Tout animal apprend à calculer ses
mouvements, l’homme aussi bien que la sauterelle ou la seiche, et ne persévère
dans son être qu’à la condition de réussir cet apprentissage. Le calcul
nécessaire à sa vie de corps automobile porte sur ses orientations – sur les
positions qu’il doit s’assurer en rapport avec tous les autres corps, mobiles
et immobiles, qui définissent son environnement. Le calcul qui règle l’ensemble
des mouvements de chacun de ces corps exprime donc la proportion d’espace-temps de
tous ses transports. Dans le règne animal caractérisé par cette fonction
espace-temps, l’espèce humaine se distingue par sa capacité d’instrumentation
de son mouvement : tout animal se transporte d’un port à un autre, quant à
l’homme il s’outille, se fait transporter – par un autre animal, par un
esclave, par un véhicule. Ainsi s’est-il arraché à la condition animale :
tous les mammifères se transportent, sauf l’homme qui se transporte en se faisant transporter et a transformé le transport
en en faisant une technique et en ajoutant cette technique à son mouvement inné
d’animal bipède. Avec l'animal humain, la puissance animale de transport s'est mise à se retraiter elle-même - s'érigeant en fonction de fonction.
Les
conséquences de cette transformation du transport animal en une fonction
autonome, il faut les examiner avec autant de méthode que leurs conditions de
possibilité.

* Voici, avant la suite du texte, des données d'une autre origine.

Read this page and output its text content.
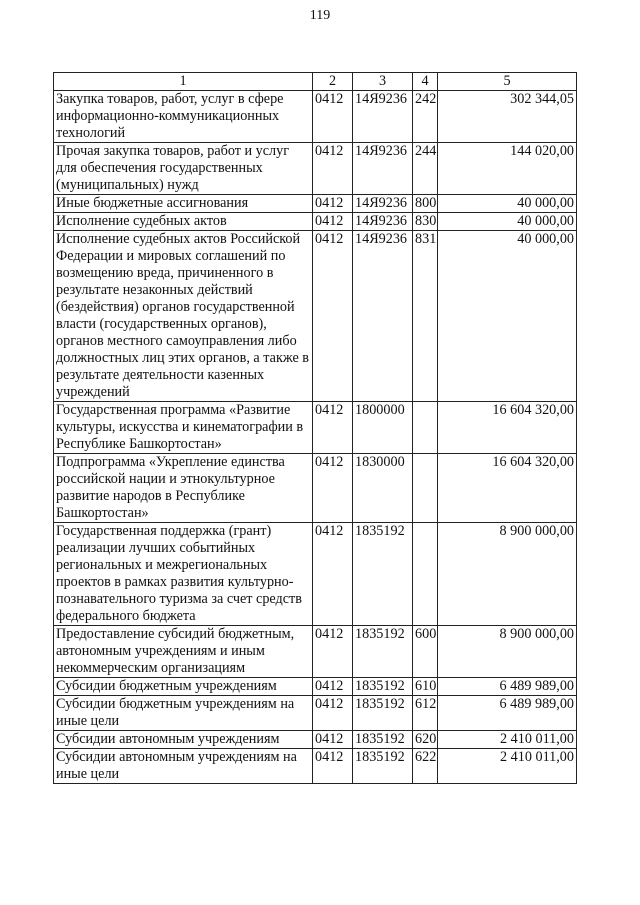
119
1	2	3	4	5
Закупка товаров, работ, услуг в сфере информационно-коммуникационных технологий	0412	14Я9236	242	302 344,05
Прочая закупка товаров, работ и услуг для обеспечения государственных (муниципальных) нужд	0412	14Я9236	244	144 020,00
Иные бюджетные ассигнования	0412	14Я9236	800	40 000,00
Исполнение судебных актов	0412	14Я9236	830	40 000,00
Исполнение судебных актов Российской Федерации и мировых соглашений по возмещению вреда, причиненного в результате незаконных действий (бездействия) органов государственной власти (государственных органов), органов местного самоуправления либо должностных лиц этих органов, а также в результате деятельности казенных учреждений	0412	14Я9236	831	40 000,00
Государственная программа «Развитие культуры, искусства и кинематографии в Республике Башкортостан»	0412	1800000		16 604 320,00
Подпрограмма «Укрепление единства российской нации и этнокультурное развитие народов в Республике Башкортостан»	0412	1830000		16 604 320,00
Государственная поддержка (грант) реализации лучших событийных региональных и межрегиональных проектов в рамках развития культурно-познавательного туризма за счет средств федерального бюджета	0412	1835192		8 900 000,00
Предоставление субсидий бюджетным, автономным учреждениям и иным некоммерческим организациям	0412	1835192	600	8 900 000,00
Субсидии бюджетным учреждениям	0412	1835192	610	6 489 989,00
Субсидии бюджетным учреждениям на иные цели	0412	1835192	612	6 489 989,00
Субсидии автономным учреждениям	0412	1835192	620	2 410 011,00
Субсидии автономным учреждениям на иные цели	0412	1835192	622	2 410 011,00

En effet, pour celles-ci, l’homme se distingue de l’animal en ce
qu’il le domestique, ou bien, dans le cas de l’esclavage, en ce qu’il traite
son prochain comme un animal qu’il domine ; quant au stade du véhicule,
depuis l’introduction du machinisme et de l’automation dans la manufacture, il
met au service du véhicule et du réseau aussi bien celui qui le fabrique (le
travail à la chaîne) que celui qui le pilote ou l’utilise (codes du transport).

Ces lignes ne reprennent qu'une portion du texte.